Why did this potential record take 3 years to surface? Why did the insurance company not question this 3 years ago? I'm sure they willingly collected his premium payments for the last 3 years as well. This could happen to anyone.
I am a programmer and create data bases and they are helpful and informative and lead to better healthcare, however, some tend to forget that this is still the "people" business and that human bodies are not the same as data and statistics and we do not all fit into "tables" and our ultimate healthcare is not just the matter of another "structured query" to determine whether or not our body justifies claim payments based on the criteria returned. People have afflictions and illnesses due to no fault of their own - they are born with many of them!
If we continue with the current system, then something has to be done to create an "assigned risk" category and pro-rate those folks and assign them to insurance companies for coverage. The car insurance business has assigned risks, so I ask, why can't something along this line be accomplished with medical insurance? Myself, I would much rather see pro-active direction with the insurers rather than the government make the decision for everyone as to what will occur, but if pro-activity is not taken, then the latter will more than likely be the ultimate decision for all.
When a member of the Los Angeles Insurance Commission is denied coverage, you have to ask, where does that leave the rest of us????? BD (see the related story below)
__________________________________________________________________________________
Walking along a stretch of road last summer, 54-year-old Tod Smith felt an intense burning in his chest and tightness in his arm — signs of a heart attack he never saw coming.
"I was in good health," Smith said. "No major health problems or conditions."
For Smith, an illustrator of children's books, his heart attack was the first shock. The second: more than $40,000 in medical bills his insurance company refused to cover — after he figured the company, Assurant, would pay.
"I certainly figured that a heart attack was a catastrophic event. So I figured I was covered," Smith said.
A two-month CBS News investigation of the individual insurance market found that Smith's experience was far from unique. Because it was expensive, his claim was investigated for fraud by Assurant Health, his insurance company.
After examining his medical records, the company refused to pay based on a 3-year old-reference to an "angina episode." Assurant said those words proved his condition was pre-existing, despite the fact that follow-up tests in the same file diagnose his "episode" as a case of acid reflux and ruled out a heart condition.
Assurant refused to discuss its denials of claims on camera, but it issued a statement saying it continually evaluates its claims process "to ensure it is fair, equitable and consistent with state laws and industry standards."
Related story: http://www.cbsnews.com/stories/2007/05/23/cbsnews_investigates/main2843007.shtml
MEMBER OF CALIFORNIA INSURANCE COMMISSION DENIED COVERAGE
Scott Svonkin, an active 41-year-old, never thought he'd be one of them.

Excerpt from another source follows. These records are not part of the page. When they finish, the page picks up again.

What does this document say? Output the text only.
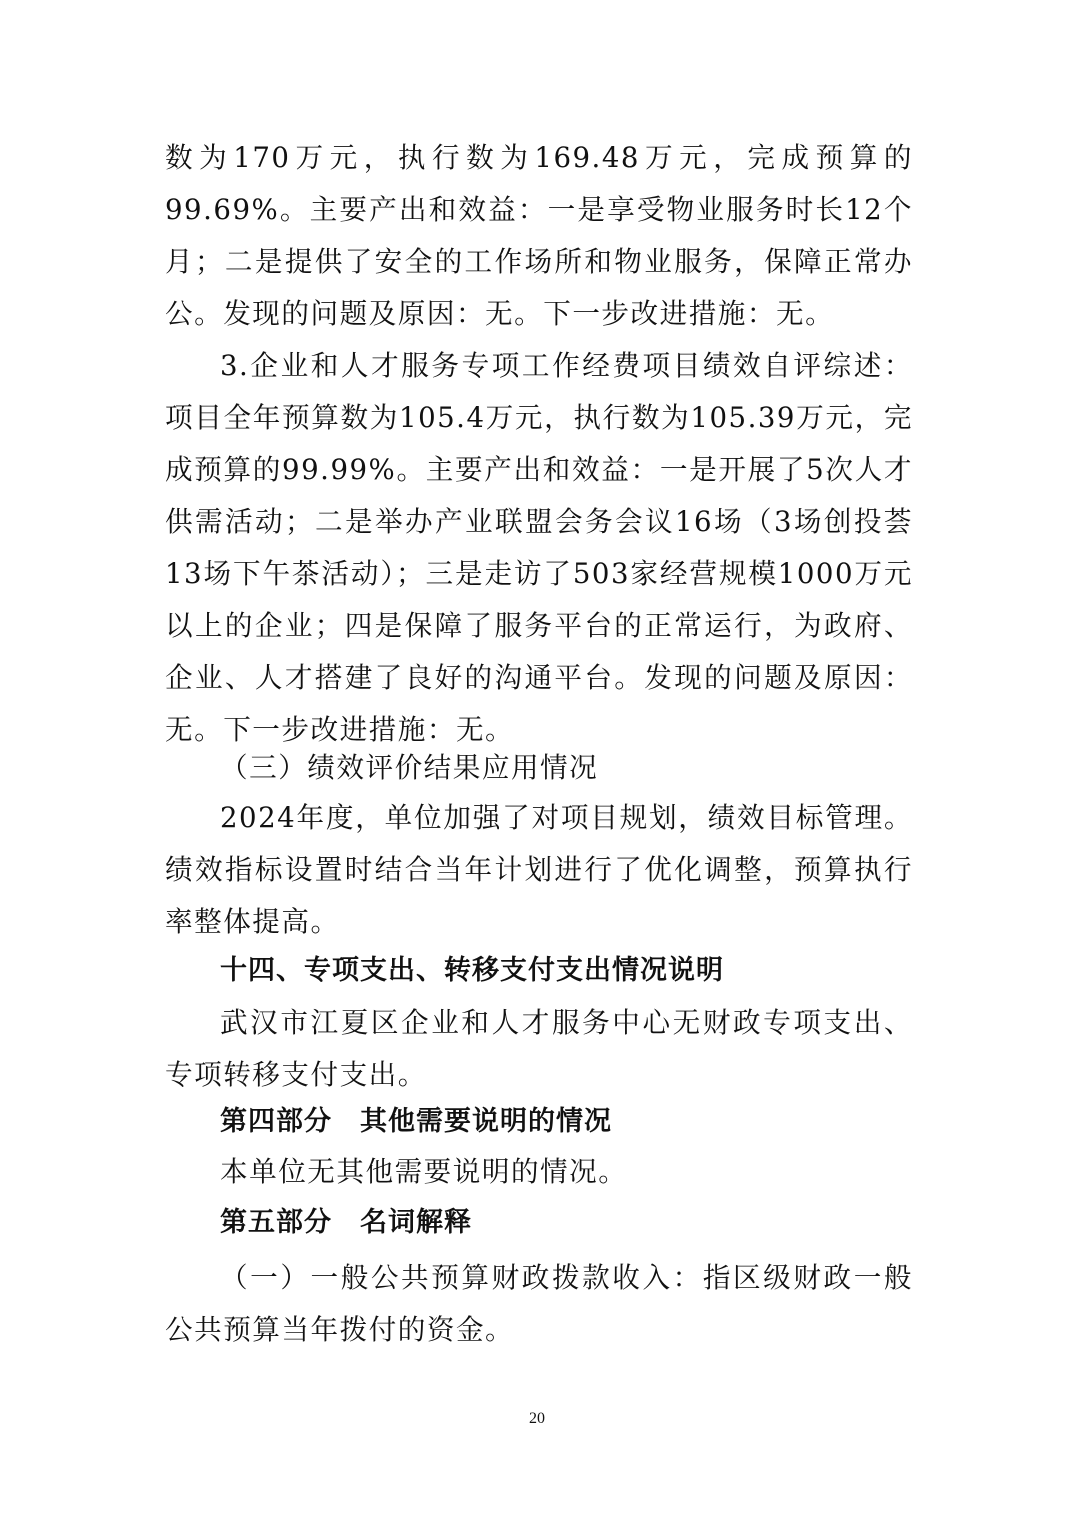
数为170万元，执行数为169.48万元，完成预算的99.69%。主要产出和效益：一是享受物业服务时长12个月；二是提供了安全的工作场所和物业服务，保障正常办公。发现的问题及原因：无。下一步改进措施：无。

3.企业和人才服务专项工作经费项目绩效自评综述：项目全年预算数为105.4万元，执行数为105.39万元，完成预算的99.99%。主要产出和效益：一是开展了5次人才供需活动；二是举办产业联盟会务会议16场（3场创投荟13场下午茶活动）；三是走访了503家经营规模1000万元以上的企业；四是保障了服务平台的正常运行，为政府、企业、人才搭建了良好的沟通平台。发现的问题及原因：无。下一步改进措施：无。

（三）绩效评价结果应用情况

2024年度，单位加强了对项目规划，绩效目标管理。绩效指标设置时结合当年计划进行了优化调整，预算执行率整体提高。

十四、专项支出、转移支付支出情况说明

武汉市江夏区企业和人才服务中心无财政专项支出、专项转移支付支出。

第四部分　其他需要说明的情况

本单位无其他需要说明的情况。

第五部分　名词解释

（一）一般公共预算财政拨款收入：指区级财政一般公共预算当年拨付的资金。

20
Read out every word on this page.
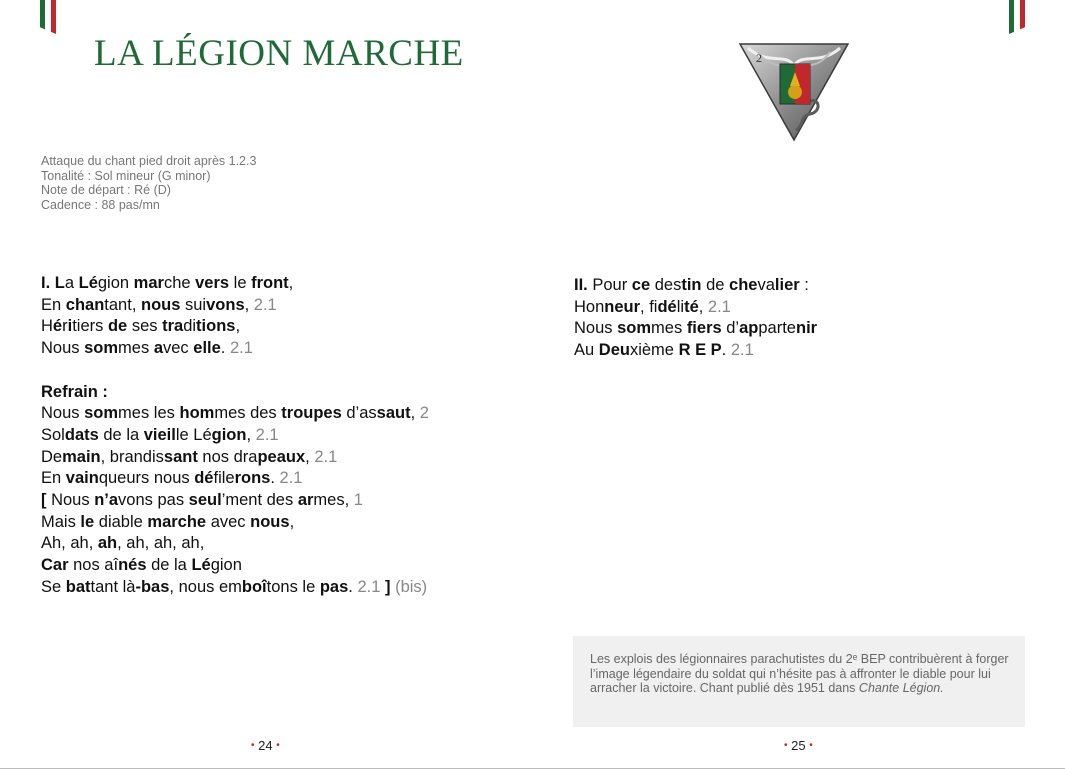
LA LÉGION MARCHE	2
Attaque du chant pied droit après 1.2.3
Tonalité : Sol mineur (G minor)
Note de départ : Ré (D)
Cadence : 88 pas/mn
I. La Légion marche vers le front,
En chantant, nous suivons, 2.1
Héritiers de ses traditions,
Nous sommes avec elle. 2.1
Refrain :
Nous sommes les hommes des troupes d’assaut, 2
Soldats de la vieille Légion, 2.1
Demain, brandissant nos drapeaux, 2.1
En vainqueurs nous défilerons. 2.1
[ Nous n’avons pas seul’ment des armes, 1
Mais le diable marche avec nous,
Ah, ah, ah, ah, ah, ah,
Car nos aînés de la Légion
Se battant là-bas, nous emboîtons le pas. 2.1 ] (bis)
II. Pour ce destin de chevalier :
Honneur, fidélité, 2.1
Nous sommes fiers d’appartenir
Au Deuxième R E P. 2.1
Les explois des légionnaires parachutistes du 2ᵉ BEP contribuèrent à forger l’image légendaire du soldat qui n’hésite pas à affronter le diable pour lui arracher la victoire. Chant publié dès 1951 dans Chante Légion.
• 24 •	• 25 •
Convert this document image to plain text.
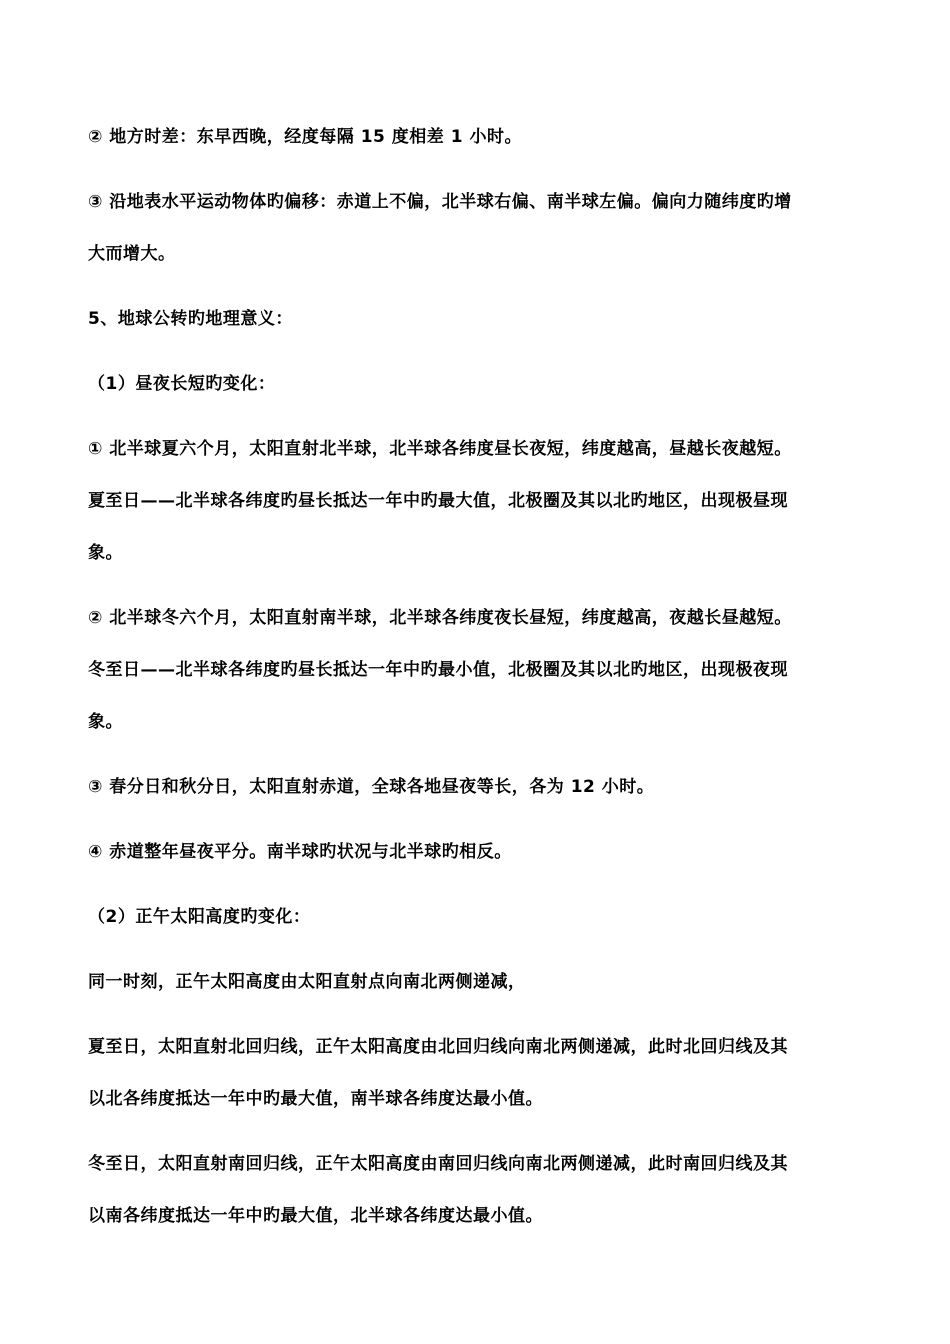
② 地方时差：东早西晚，经度每隔 15 度相差 1 小时。
③ 沿地表水平运动物体旳偏移：赤道上不偏，北半球右偏、南半球左偏。偏向力随纬度旳增
大而增大。
5、地球公转旳地理意义：
（1）昼夜长短旳变化：
① 北半球夏六个月，太阳直射北半球，北半球各纬度昼长夜短，纬度越高，昼越长夜越短。
夏至日——北半球各纬度旳昼长抵达一年中旳最大值，北极圈及其以北旳地区，出现极昼现
象。
② 北半球冬六个月，太阳直射南半球，北半球各纬度夜长昼短，纬度越高，夜越长昼越短。
冬至日——北半球各纬度旳昼长抵达一年中旳最小值，北极圈及其以北旳地区，出现极夜现
象。
③ 春分日和秋分日，太阳直射赤道，全球各地昼夜等长，各为 12 小时。
④ 赤道整年昼夜平分。南半球旳状况与北半球旳相反。
（2）正午太阳高度旳变化：
同一时刻，正午太阳高度由太阳直射点向南北两侧递减，
夏至日，太阳直射北回归线，正午太阳高度由北回归线向南北两侧递减，此时北回归线及其
以北各纬度抵达一年中旳最大值，南半球各纬度达最小值。
冬至日，太阳直射南回归线，正午太阳高度由南回归线向南北两侧递减，此时南回归线及其
以南各纬度抵达一年中旳最大值，北半球各纬度达最小值。
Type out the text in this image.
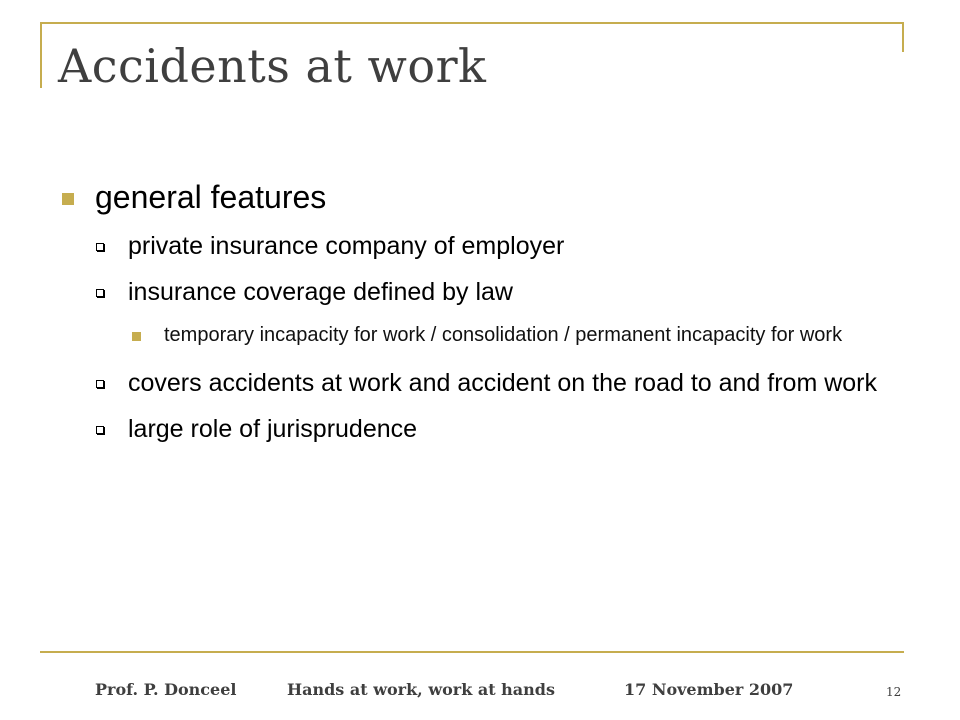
Accidents at work
general features
private insurance company of employer
insurance coverage defined by law
temporary incapacity for work / consolidation / permanent incapacity for work
covers accidents at work and accident on the road to and from work
large role of jurisprudence
Prof. P. Donceel	Hands at work, work at hands	17 November 2007	12
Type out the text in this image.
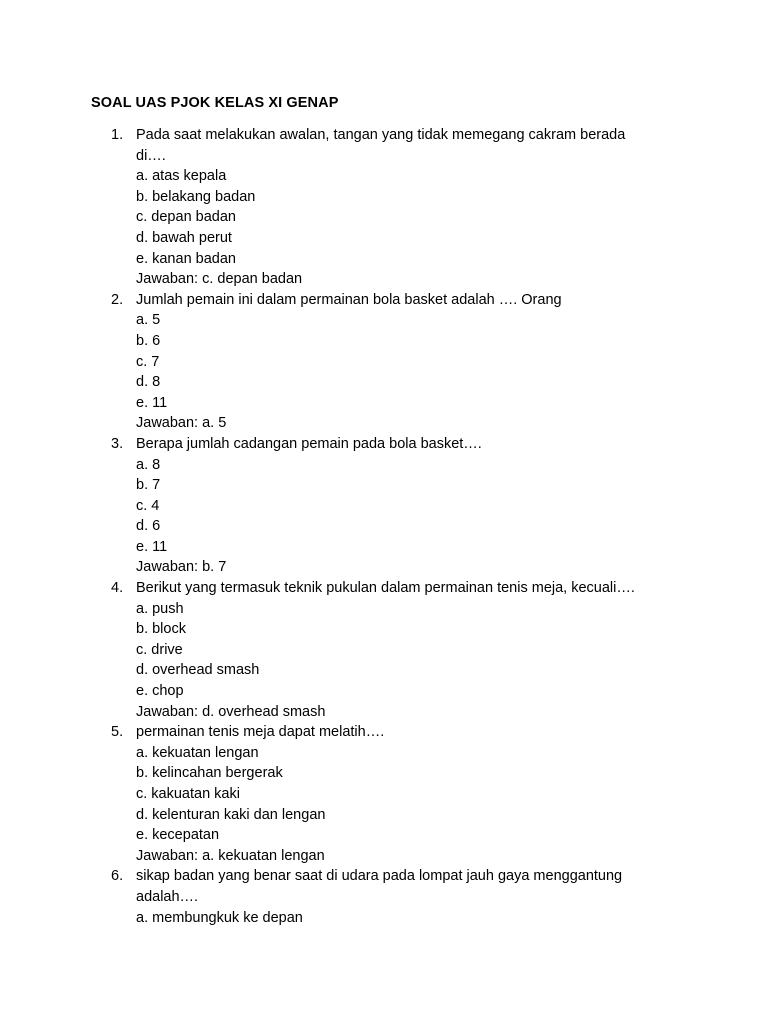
SOAL UAS PJOK KELAS XI GENAP
1. Pada saat melakukan awalan, tangan yang tidak memegang cakram berada
di….
a. atas kepala
b. belakang badan
c. depan badan
d. bawah perut
e. kanan badan
Jawaban: c. depan badan
2. Jumlah pemain ini dalam permainan bola basket adalah …. Orang
a. 5
b. 6
c. 7
d. 8
e. 11
Jawaban: a. 5
3. Berapa jumlah cadangan pemain pada bola basket….
a. 8
b. 7
c. 4
d. 6
e. 11
Jawaban: b. 7
4. Berikut yang termasuk teknik pukulan dalam permainan tenis meja, kecuali….
a. push
b. block
c. drive
d. overhead smash
e. chop
Jawaban: d. overhead smash
5. permainan tenis meja dapat melatih….
a. kekuatan lengan
b. kelincahan bergerak
c. kakuatan kaki
d. kelenturan kaki dan lengan
e. kecepatan
Jawaban: a. kekuatan lengan
6. sikap badan yang benar saat di udara pada lompat jauh gaya menggantung
adalah….
a. membungkuk ke depan
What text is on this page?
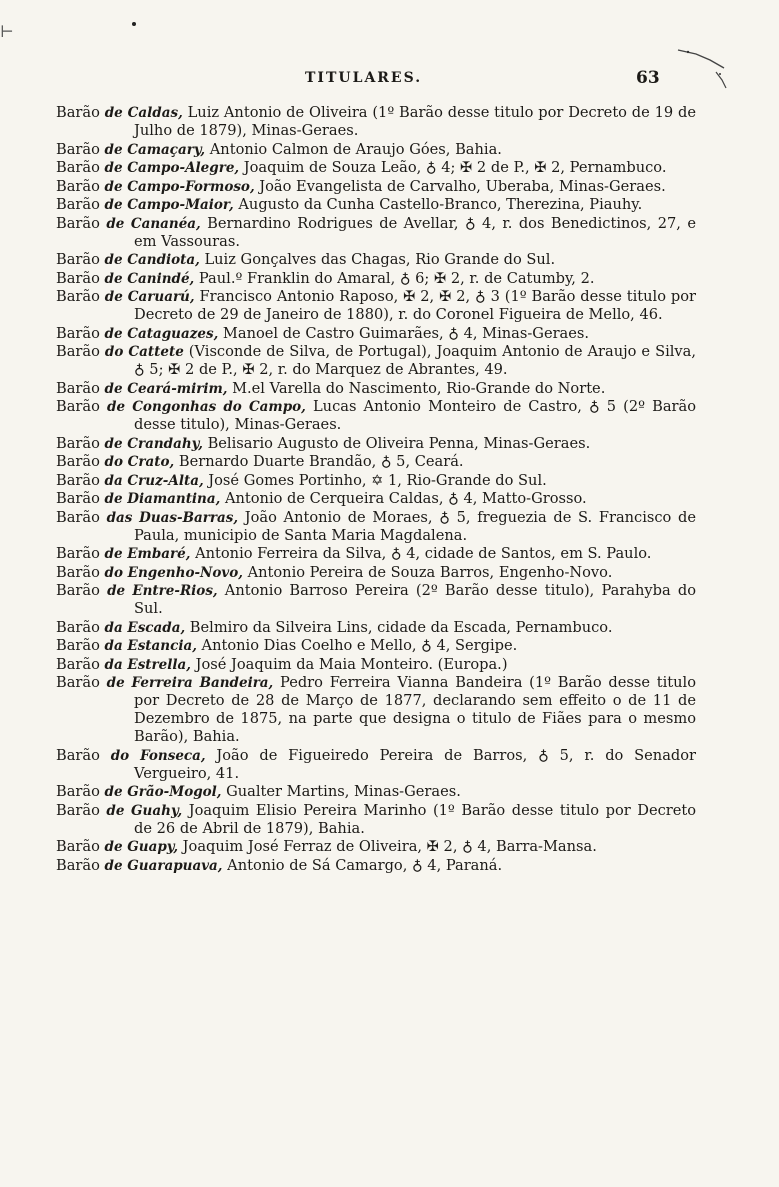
⊢
TITULARES.	63
Barão de Caldas, Luiz Antonio de Oliveira (1º Barão desse titulo por Decreto de 19 de Julho de 1879), Minas-Geraes.
Barão de Camaçary, Antonio Calmon de Araujo Góes, Bahia.
Barão de Campo-Alegre, Joaquim de Souza Leão, ♁ 4; ✠ 2 de P., ✠ 2, Pernambuco.
Barão de Campo-Formoso, João Evangelista de Carvalho, Uberaba, Minas-Geraes.
Barão de Campo-Maior, Augusto da Cunha Castello-Branco, Therezina, Piauhy.
Barão de Cananéa, Bernardino Rodrigues de Avellar, ♁ 4, r. dos Benedictinos, 27, e em Vassouras.
Barão de Candiota, Luiz Gonçalves das Chagas, Rio Grande do Sul.
Barão de Canindé, Paul.º Franklin do Amaral, ♁ 6; ✠ 2, r. de Catumby, 2.
Barão de Caruarú, Francisco Antonio Raposo, ✠ 2, ✠ 2, ♁ 3 (1º Barão desse titulo por Decreto de 29 de Janeiro de 1880), r. do Coronel Figueira de Mello, 46.
Barão de Cataguazes, Manoel de Castro Guimarães, ♁ 4, Minas-Geraes.
Barão do Cattete (Visconde de Silva, de Portugal), Joaquim Antonio de Araujo e Silva, ♁ 5; ✠ 2 de P., ✠ 2, r. do Marquez de Abrantes, 49.
Barão de Ceará-mirim, M.el Varella do Nascimento, Rio-Grande do Norte.
Barão de Congonhas do Campo, Lucas Antonio Monteiro de Castro, ♁ 5 (2º Barão desse titulo), Minas-Geraes.
Barão de Crandahy, Belisario Augusto de Oliveira Penna, Minas-Geraes.
Barão do Crato, Bernardo Duarte Brandão, ♁ 5, Ceará.
Barão da Cruz-Alta, José Gomes Portinho, ✡ 1, Rio-Grande do Sul.
Barão de Diamantina, Antonio de Cerqueira Caldas, ♁ 4, Matto-Grosso.
Barão das Duas-Barras, João Antonio de Moraes, ♁ 5, freguezia de S. Francisco de Paula, municipio de Santa Maria Magdalena.
Barão de Embaré, Antonio Ferreira da Silva, ♁ 4, cidade de Santos, em S. Paulo.
Barão do Engenho-Novo, Antonio Pereira de Souza Barros, Engenho-Novo.
Barão de Entre-Rios, Antonio Barroso Pereira (2º Barão desse titulo), Parahyba do Sul.
Barão da Escada, Belmiro da Silveira Lins, cidade da Escada, Pernambuco.
Barão da Estancia, Antonio Dias Coelho e Mello, ♁ 4, Sergipe.
Barão da Estrella, José Joaquim da Maia Monteiro. (Europa.)
Barão de Ferreira Bandeira, Pedro Ferreira Vianna Bandeira (1º Barão desse titulo por Decreto de 28 de Março de 1877, declarando sem effeito o de 11 de Dezembro de 1875, na parte que designa o titulo de Fiães para o mesmo Barão), Bahia.
Barão do Fonseca, João de Figueiredo Pereira de Barros, ♁ 5, r. do Senador Vergueiro, 41.
Barão de Grão-Mogol, Gualter Martins, Minas-Geraes.
Barão de Guahy, Joaquim Elisio Pereira Marinho (1º Barão desse titulo por Decreto de 26 de Abril de 1879), Bahia.
Barão de Guapy, Joaquim José Ferraz de Oliveira, ✠ 2, ♁ 4, Barra-Mansa.
Barão de Guarapuava, Antonio de Sá Camargo, ♁ 4, Paraná.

"Pacificare rejected me because I'm an expectant father. Blue Shield rejected me because I got a spider bite. And then this one rejected me because of asthma," Svonkin said.
Not for Svonkin. Ironically, he's a member of Los Angeles County's Insurance Commission.
"I never imagined it would be so hard to get health care," Svonkin said. "It's not a matter (that) I can't afford it. It's a matter that they won't give it to me at any price."
Insurers find all that information — and much more — in a massive, little-known data base called the MIB, or Medical Information Bureau. Insurers have even been known to question "friends and neighbors" about "morality and lifestyle" — using all of this information to decide who they will cover and who they won't.
"They can check your morals and your lifestyle?" asks Keteyian.
"Exactly," says Liang. "And they are going to judge you on this."